Hard times in deserted High Street

Updated: 
wetherspoon pubDepressing news for the High Street yesterday when a host of retailers announced their sales figures for the six months to the end of September.

Boots sales are up just 0.7%, fashion website Asos up 8%, sofa seller DFS down 2.2% and pub chain Wetherspoons 1.1%. As a cross section of what we buy it's a pretty good indication of the health of the economy – beauty and health items, clothes, furniture and booze.

Boots bosses see one main cause leading to these disappointing results, there just aren't enough people out shopping, particularly outside of London.

Lipstick effect
But they say that to some extent they are shielded from the worst thanks to the 'lipstick effect'. That's because the pharmacy sells so many small, inexpensive items that women can still afford to treat themselves.

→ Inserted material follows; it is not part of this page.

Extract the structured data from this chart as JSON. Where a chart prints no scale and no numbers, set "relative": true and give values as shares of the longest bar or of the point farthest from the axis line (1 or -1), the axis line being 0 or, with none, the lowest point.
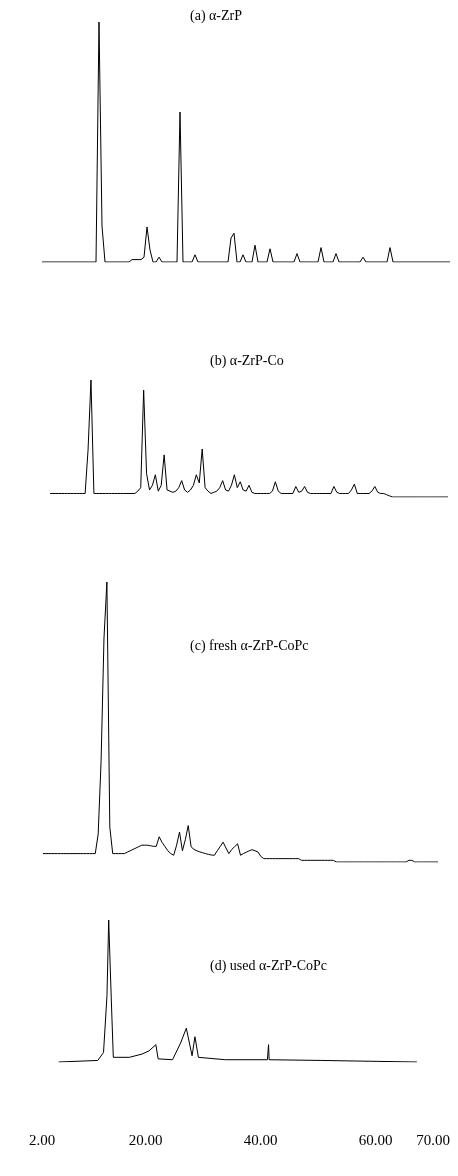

And before we all start doing cartwheels down the road because of that 8% figure for Asos, the sobering reality is that it's the worst ever performance they have reported.

Meanwhile, maverick pub entrepreneur Tim Martin is facing an uphill battle with his Wetherspoons pubs thanks to rising costs and the fact that people can't afford to go out and drink anymore. And when you can buy a heavily-discounted litre of spirits at the supermarket for less than the price of the duty on it, what hope do pubs have?

Partly responsible for that 1.1% increase is the fact that Wetherspoons reversed a national trend in the six months to September by actually opening eight new pubs. Think of that next time you pass by your now closed and boarded up Dog and Duck.

I don't know about the string of business czars and consumer advisors the Government has relied on over the last couple of years – Lord Sugar, Mary Portas – but if Tim Martin can manage to survive and still grow in one of the toughest industries in the country, maybe he should be given an invite to Downing Street.

He might just know a thing or two about retail.